Tabloid Hypocrisy is Breathtaking


My left hand picture is of Fleet St; the other one is by now all too familiar. Polly Toynbee today excoriates our press as 'the worst in the world'. By this I suppose she means the tabloid and not the broadsheet variety unless she includes her own august employer as part of this lamentable state of affairs. Certainly the tabs have managed a difficult cork-screw turn over the released 'Iran' servicemen. First they sought to seduce them with tempting offers for their stories and then, when the MOD said selling their stories was permissible, they howled outrage at the government. As Polly observes, particularly of the Mail and the Express:

'The press is blaming the government for failing to stop them buying stories'

The hypocrisy of this section of the press defies belief and no-one surely, can trust the word of such media outlets? Yet, they continue in business and in the former case at least, do rather well compared with the rest of the dailies, many of whom struggle to survive. There is no justice of course on this topic and maybe we should wearily accept a wider application of Enoch Powell's observation that:

'A politician complaining about the press is like a ship's captain complaining about the weather'.

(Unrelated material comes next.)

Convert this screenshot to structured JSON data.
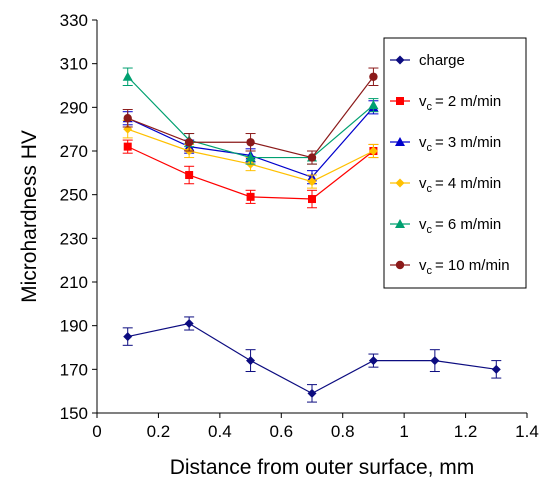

Sadly, perhaps, we have to allow that the popular press is here to stay some time yet. At least voters who read the tabloids ingest their minimal political content and that is not to be discounted. Moreover, Polly's calls on New Labour not to be so 'cringing' to the press is unlikely to be heard. As Peter Wilby observed, recently, Gordon Brown enjoys surprising depths of support in both The Sun and the Mail. As long as that obtains Polly will have to tolerate a fair bit more sycophantic cringing.

Comments:
You say "sychophantic (sic) cringing" I say 'living with the world as it is rather than as you would wish it were'!

Although she writes a lot worth saying in this piece, PT offers no solution to the problem. Her notion that a few cabinet minister slagging off the tabloid press on the Today programme will fix it without in any way damaging Labour's election prospects is just daft.

And the 'quality' press can be just as hypocritical as the rest - how about the Indy which is always lecturing HMG about getting to grips with CO2 emissions but which offers flights to New York as competition prizes?
 
It'd be fascinating to work in the offices of the Mail, the Sun, etc for a (short) period. Do all of these educated journalists really believe the thrust of their paper's message? or are they subordinated to powerful editors? Speaking of editors, who drives the paper's politics: the few, or the many?
 
Sam
I agree. Murdoch is quite hands on re editorial lines- so it's the single person in the case of The Sun, Times, etc. and so was Maxwell, but other proprietors are far less controlling.
But it would be fun to guest for a while to find out how they function. Read 'Stick it Up Your Jumper' by Chris Orrie and someone else for a wonderful insight into The Sun when Kelvin McKenzie ran it.